- Google's strategy for taking over enterprise computing
- Why moving from the desktop to the Web will improve IT
- How Web computing will change the IT governance model
On February 14, 2006, many Google e-mail users received an unexpected Valentine's Day present. When they logged in to their accounts, there it was: instant messaging, fully integrated with their e-mail system. Gmail users could now chat in the same browser window as their inbox. Just as with e-mail, the system would save a transcript of every chat and, better yet, the text of archived transcripts would be searchable. There was nothing to download, nothing to install.
It was technology magic.
This was another overnight success for Google, the company most everybody loves (with the exception of a few countries, some municipal governments, and a host of proto-competitors such as Microsoft, IBM and Yahoo). Over the past few years, Google has released a series of Web-based applications that have raised the bar for its competitors, just as its search engine did when it burst onto the scene at the end of 1999. When Gmail debuted on April 1, 2004, for example, it gave users a gigabyte of storage — 10 times as much as Yahoo and Microsoft's free e-mail services.
What Google recognized was that if they built their own system using cheap, off-the-shelf PCs and ran their own operating system they could afford limitless expansion
Google releases its products with little fanfare, labelling them beta versions and leaving them that way for years. Yet its desktop search, map, e-mail and other services are among the world's best and most popular applications. And whether you know it or not, your employees are probably using them.
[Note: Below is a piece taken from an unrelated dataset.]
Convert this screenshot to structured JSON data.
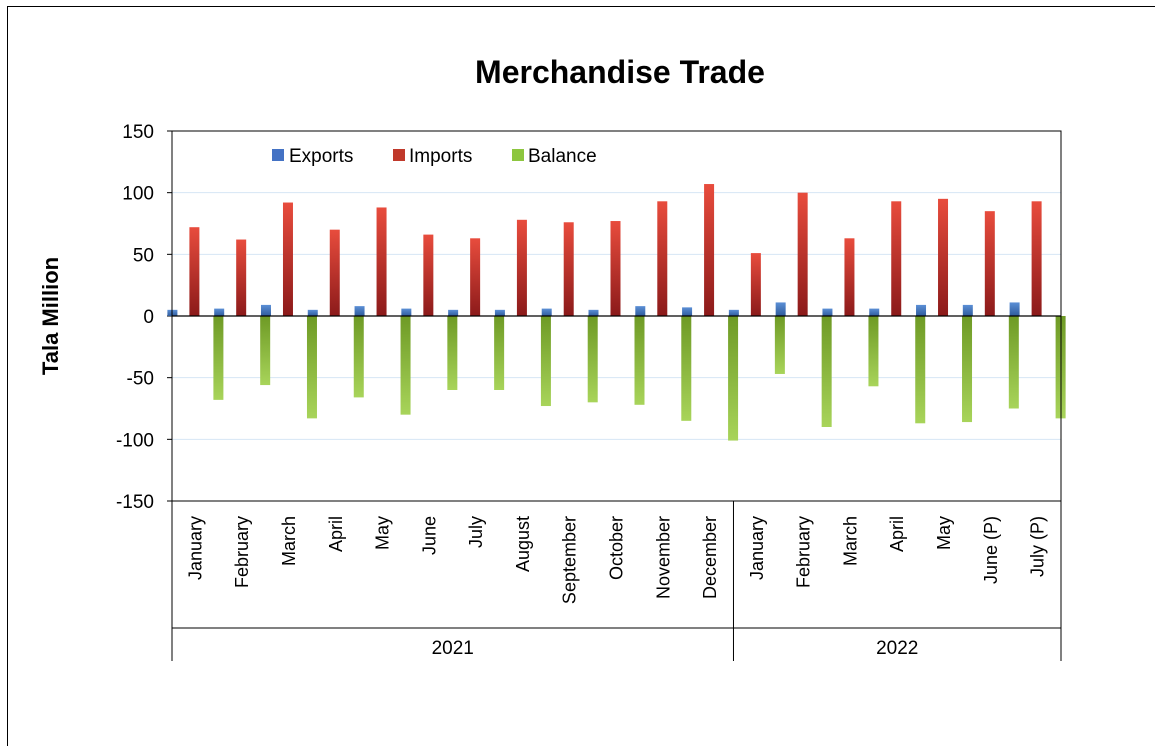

But Google is not just a search company, or an applications company. A company that can scan billions of Web pages for a handful of words in less than a second (a search for "CIO magazine" returned almost 28 million results, prioritized by relevance, in 0.14 seconds) deserves to be acknowledged for what it really is: a supercomputer.
"What Google recognized was that if they built their own system using cheap, off-the-shelf PCs and ran their own operating system" — the Google File System, a highly customized version of Linux — "they could afford limitless expansion," says Chris Sherman, executive editor of Searchenginewatch.com. In order to build the best search engine possible, Google connected thousands, then tens of thousands, of servers. And at some point that infrastructure and the possibilities it afforded became the company's primary focus. What followed was a series of services that took advantage of Google's ability to process transactions at a speed and scale never before achieved. And these Web-based services don't require users to download a thing. Google provides the computing power. All you need is a browser.
"What Google has that's extraordinary is not search but the highly optimized computing platform," says Sue Feldman, VP of content technologies research at IDC (US). That platform has Google poised to lead the Web computing revolution that everyone in the IT industry has been talking about since the 1990s.
Google's platform, along with the others bound to follow in its wake, will, over time, move computing to the Web and away from the desktop. As this happens, IT will get better — applications will be easier, faster and cheaper to use — much as it did when it moved off the mainframe 20 years ago. "We're still far away from a holistic Web computing solution," says Brian Shield, CIO of The Weather Channel. "But the pieces are not that far away. We're not far from fostering greater productivity with Google's name on it."
The move to online computing will change the relationship between CIOs and users. Just as accessing applications over the Web will give CIOs more flexibility to find the best fit for their businesses, their employees will enjoy that same flexibility in finding the applications that are best for them. In the Google-future, IT will be more scalable, agile and cost-effective. But it will also be less controllable by CIOs. This will require CIOs to adopt a new mind-set for how they manage the use of IT in their company. Those who succeed will be free to focus on driving innovation; those who fail will be fighting a battle they're destined to lose.
"CIOs need to understand that it is a whole new world," says Feldman.